= Jean Laigret =

French biologist (1893–1966)

Jean Laigret (17 August 1893 - 11 March 1966) was a French biologist born in Blois.

In 1932, he developed the first vaccine against yellow fever.

== Biography ==
He was a student of the École principale du service de Santé de la Marine at Bordeaux, and during World War I, served in the infantry. In 1915 he sustained war wounds, receiving the Croix de Guerre. In 1919 he defended his doctoral thesis with Contribution à la prophylaxie de la syphilis. From 1921 to 1923 he worked at a hospital in Brazzaville, Middle Congo, subsequently becoming an assistant at the Pasteur Institute in Brazzaville. Here he worked on a treatment for trypanosomiasis by testing orsanine and suramine that were developed by chemist Ernest Fourneau (1872–1949).

In 1927 he was appointed head of the laboratory at the Pasteur Institute in Saigon, and soon afterwards was transferred to Dakar, where he was promoted to medical officer of hygiene (1928). The following year he became director of the laboratory in Bamako, then returned to France in 1930, where he was appointed instructor of microbiology classes at the Pasteur Institute.

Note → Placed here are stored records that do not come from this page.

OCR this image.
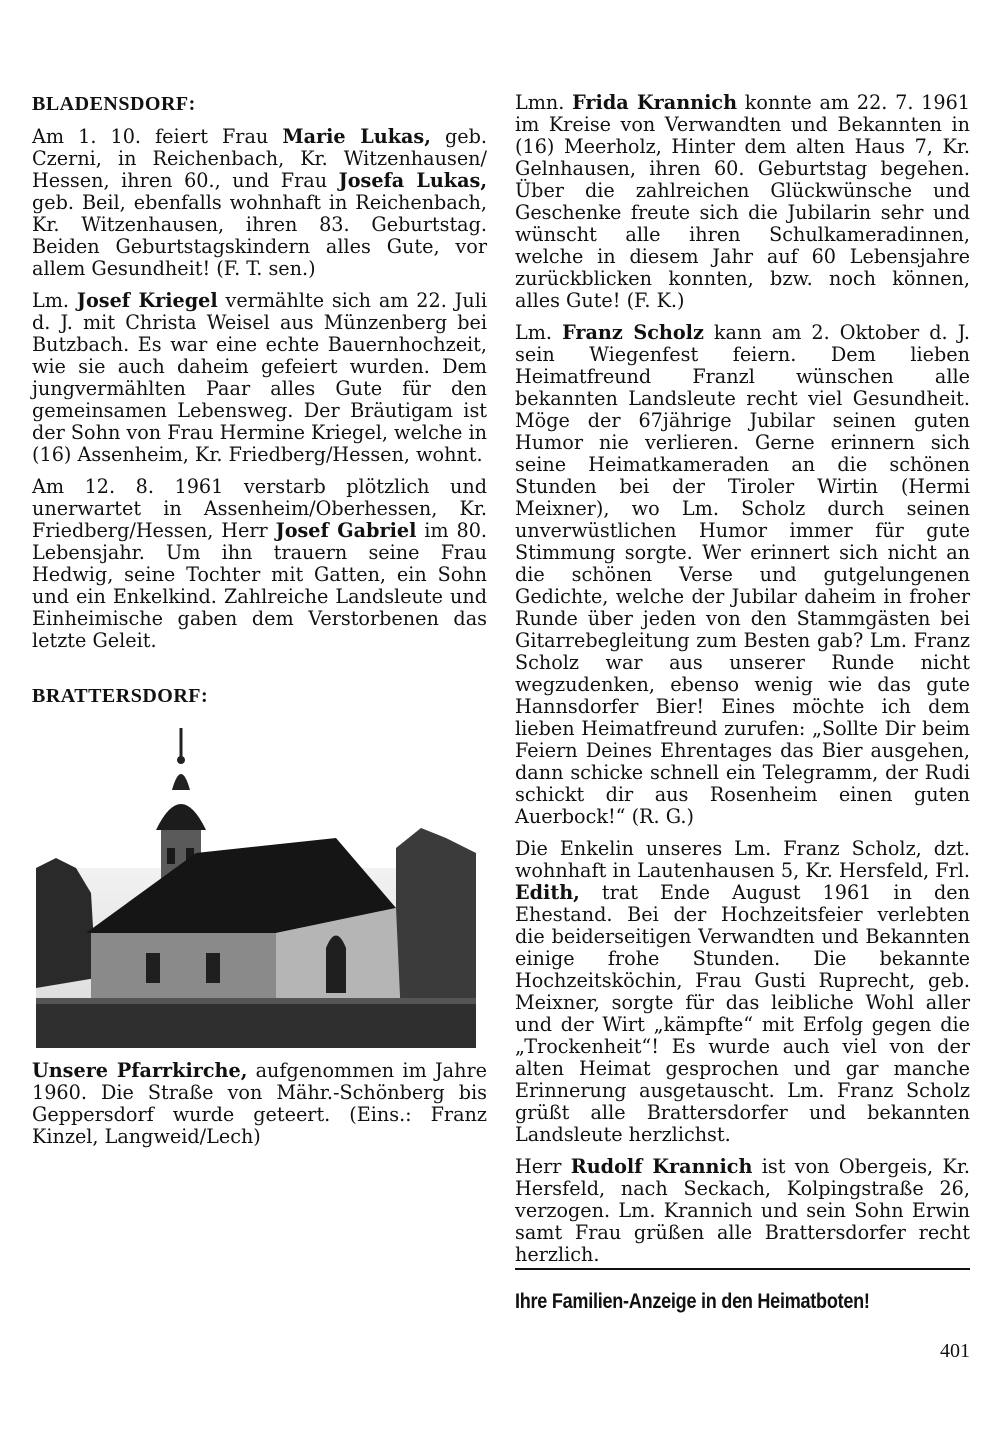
BLADENSDORF:

Am 1. 10. feiert Frau Marie Lukas, geb. Czerni, in Reichenbach, Kr. Witzenhausen/ Hessen, ihren 60., und Frau Josefa Lukas, geb. Beil, ebenfalls wohnhaft in Reichenbach, Kr. Witzenhausen, ihren 83. Geburtstag. Beiden Geburtstagskindern alles Gute, vor allem Gesundheit! (F. T. sen.)

Lm. Josef Kriegel vermählte sich am 22. Juli d. J. mit Christa Weisel aus Münzenberg bei Butzbach. Es war eine echte Bauernhochzeit, wie sie auch daheim gefeiert wurden. Dem jungvermählten Paar alles Gute für den gemeinsamen Lebensweg. Der Bräutigam ist der Sohn von Frau Hermine Kriegel, welche in (16) Assenheim, Kr. Friedberg/Hessen, wohnt.

Am 12. 8. 1961 verstarb plötzlich und unerwartet in Assenheim/Oberhessen, Kr. Friedberg/Hessen, Herr Josef Gabriel im 80. Lebensjahr. Um ihn trauern seine Frau Hedwig, seine Tochter mit Gatten, ein Sohn und ein Enkelkind. Zahlreiche Landsleute und Einheimische gaben dem Verstorbenen das letzte Geleit.

BRATTERSDORF:

Unsere Pfarrkirche, aufgenommen im Jahre 1960. Die Straße von Mähr.-Schönberg bis Geppersdorf wurde geteert. (Eins.: Franz Kinzel, Langweid/Lech)

Lmn. Frida Krannich konnte am 22. 7. 1961 im Kreise von Verwandten und Bekannten in (16) Meerholz, Hinter dem alten Haus 7, Kr. Gelnhausen, ihren 60. Geburtstag begehen. Über die zahlreichen Glückwünsche und Geschenke freute sich die Jubilarin sehr und wünscht alle ihren Schulkameradinnen, welche in diesem Jahr auf 60 Lebensjahre zurückblicken konnten, bzw. noch können, alles Gute! (F. K.)

Lm. Franz Scholz kann am 2. Oktober d. J. sein Wiegenfest feiern. Dem lieben Heimatfreund Franzl wünschen alle bekannten Landsleute recht viel Gesundheit. Möge der 67jährige Jubilar seinen guten Humor nie verlieren. Gerne erinnern sich seine Heimatkameraden an die schönen Stunden bei der Tiroler Wirtin (Hermi Meixner), wo Lm. Scholz durch seinen unverwüstlichen Humor immer für gute Stimmung sorgte. Wer erinnert sich nicht an die schönen Verse und gutgelungenen Gedichte, welche der Jubilar daheim in froher Runde über jeden von den Stammgästen bei Gitarrebegleitung zum Besten gab? Lm. Franz Scholz war aus unserer Runde nicht wegzudenken, ebenso wenig wie das gute Hannsdorfer Bier! Eines möchte ich dem lieben Heimatfreund zurufen: „Sollte Dir beim Feiern Deines Ehrentages das Bier ausgehen, dann schicke schnell ein Telegramm, der Rudi schickt dir aus Rosenheim einen guten Auerbock!“ (R. G.)

Die Enkelin unseres Lm. Franz Scholz, dzt. wohnhaft in Lautenhausen 5, Kr. Hersfeld, Frl. Edith, trat Ende August 1961 in den Ehestand. Bei der Hochzeitsfeier verlebten die beiderseitigen Verwandten und Bekannten einige frohe Stunden. Die bekannte Hochzeitsköchin, Frau Gusti Ruprecht, geb. Meixner, sorgte für das leibliche Wohl aller und der Wirt „kämpfte“ mit Erfolg gegen die „Trockenheit“! Es wurde auch viel von der alten Heimat gesprochen und gar manche Erinnerung ausgetauscht. Lm. Franz Scholz grüßt alle Brattersdorfer und bekannten Landsleute herzlichst.

Herr Rudolf Krannich ist von Obergeis, Kr. Hersfeld, nach Seckach, Kolpingstraße 26, verzogen. Lm. Krannich und sein Sohn Erwin samt Frau grüßen alle Brattersdorfer recht herzlich.

Ihre Familien-Anzeige in den Heimatboten!
401
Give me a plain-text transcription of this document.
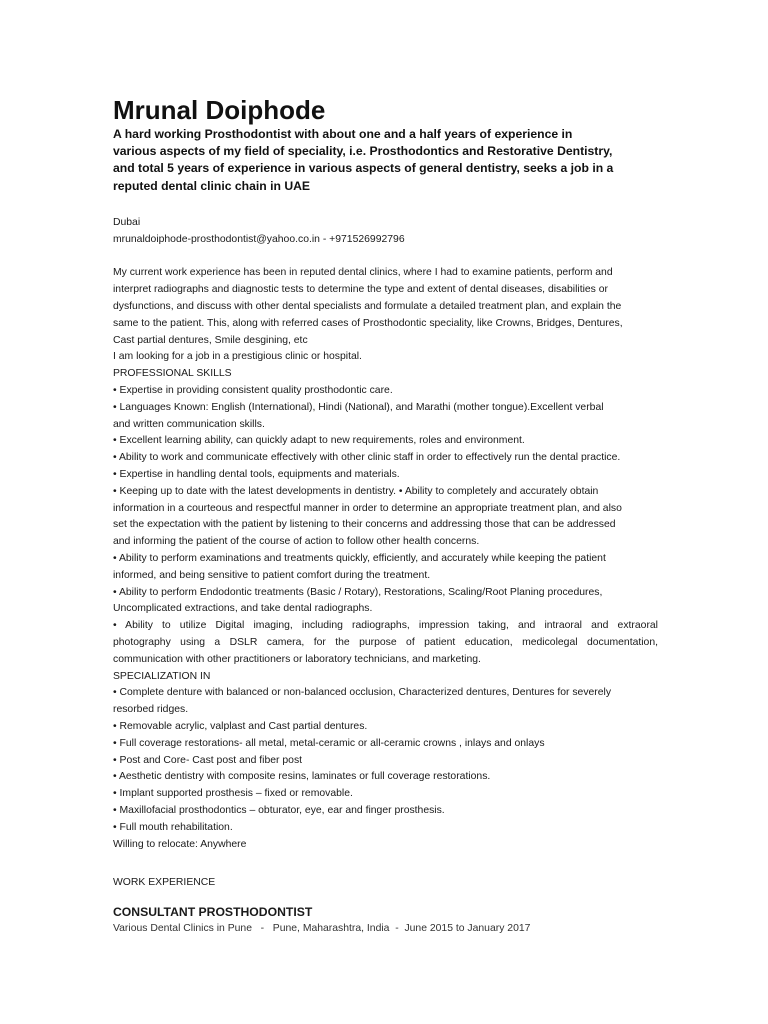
Mrunal Doiphode
A hard working Prosthodontist with about one and a half years of experience in
various aspects of my field of speciality, i.e. Prosthodontics and Restorative Dentistry,
and total 5 years of experience in various aspects of general dentistry, seeks a job in a
reputed dental clinic chain in UAE
Dubai
mrunaldoiphode-prosthodontist@yahoo.co.in - +971526992796
My current work experience has been in reputed dental clinics, where I had to examine patients, perform and
interpret radiographs and diagnostic tests to determine the type and extent of dental diseases, disabilities or
dysfunctions, and discuss with other dental specialists and formulate a detailed treatment plan, and explain the
same to the patient. This, along with referred cases of Prosthodontic speciality, like Crowns, Bridges, Dentures,
Cast partial dentures, Smile desgining, etc
I am looking for a job in a prestigious clinic or hospital.
PROFESSIONAL SKILLS
• Expertise in providing consistent quality prosthodontic care.
• Languages Known: English (International), Hindi (National), and Marathi (mother tongue).Excellent verbal
and written communication skills.
• Excellent learning ability, can quickly adapt to new requirements, roles and environment.
• Ability to work and communicate effectively with other clinic staff in order to effectively run the dental practice.
• Expertise in handling dental tools, equipments and materials.
• Keeping up to date with the latest developments in dentistry. • Ability to completely and accurately obtain
information in a courteous and respectful manner in order to determine an appropriate treatment plan, and also
set the expectation with the patient by listening to their concerns and addressing those that can be addressed
and informing the patient of the course of action to follow other health concerns.
• Ability to perform examinations and treatments quickly, efficiently, and accurately while keeping the patient
informed, and being sensitive to patient comfort during the treatment.
• Ability to perform Endodontic treatments (Basic / Rotary), Restorations, Scaling/Root Planing procedures,
Uncomplicated extractions, and take dental radiographs.
• Ability to utilize Digital imaging, including radiographs, impression taking, and intraoral and extraoral
photography using a DSLR camera, for the purpose of patient education, medicolegal documentation,
communication with other practitioners or laboratory technicians, and marketing.
SPECIALIZATION IN
• Complete denture with balanced or non-balanced occlusion, Characterized dentures, Dentures for severely
resorbed ridges.
• Removable acrylic, valplast and Cast partial dentures.
• Full coverage restorations- all metal, metal-ceramic or all-ceramic crowns , inlays and onlays
• Post and Core- Cast post and fiber post
• Aesthetic dentistry with composite resins, laminates or full coverage restorations.
• Implant supported prosthesis – fixed or removable.
• Maxillofacial prosthodontics – obturator, eye, ear and finger prosthesis.
• Full mouth rehabilitation.
Willing to relocate: Anywhere
WORK EXPERIENCE
CONSULTANT PROSTHODONTIST
Various Dental Clinics in Pune   -   Pune, Maharashtra, India  -  June 2015 to January 2017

In 1932 he became head of the laboratory at the Pasteur Institute of Tunis. Here he conducted tests on a vaccine against yellow fever, using a vaccine produced from the brains of mice that were infected with the yellow fever virus. In 1934, while based in Dakar, he administered the yellow fever vaccine to the populace on a large-scale basis. The vaccine used in West Africa was deemed successful; its primary negative being reports of benign febrile reactions.

From 1935 to 1937 he taught classes at the faculty of medicine in Paris. In 1941 he was dismissed by the Vichy government, subsequently becoming a lecturer at the faculty of medicine in Algiers, replacing Ernest Pinoy (1873–1948). In 1945 he returned to the Pasteur Institute in Tunis, then several years later, served as a professor of bacteriology and hygiene at the University of Strasbourg (1950–60).

He died in Molineuf, Loire-et-Cher in 1966.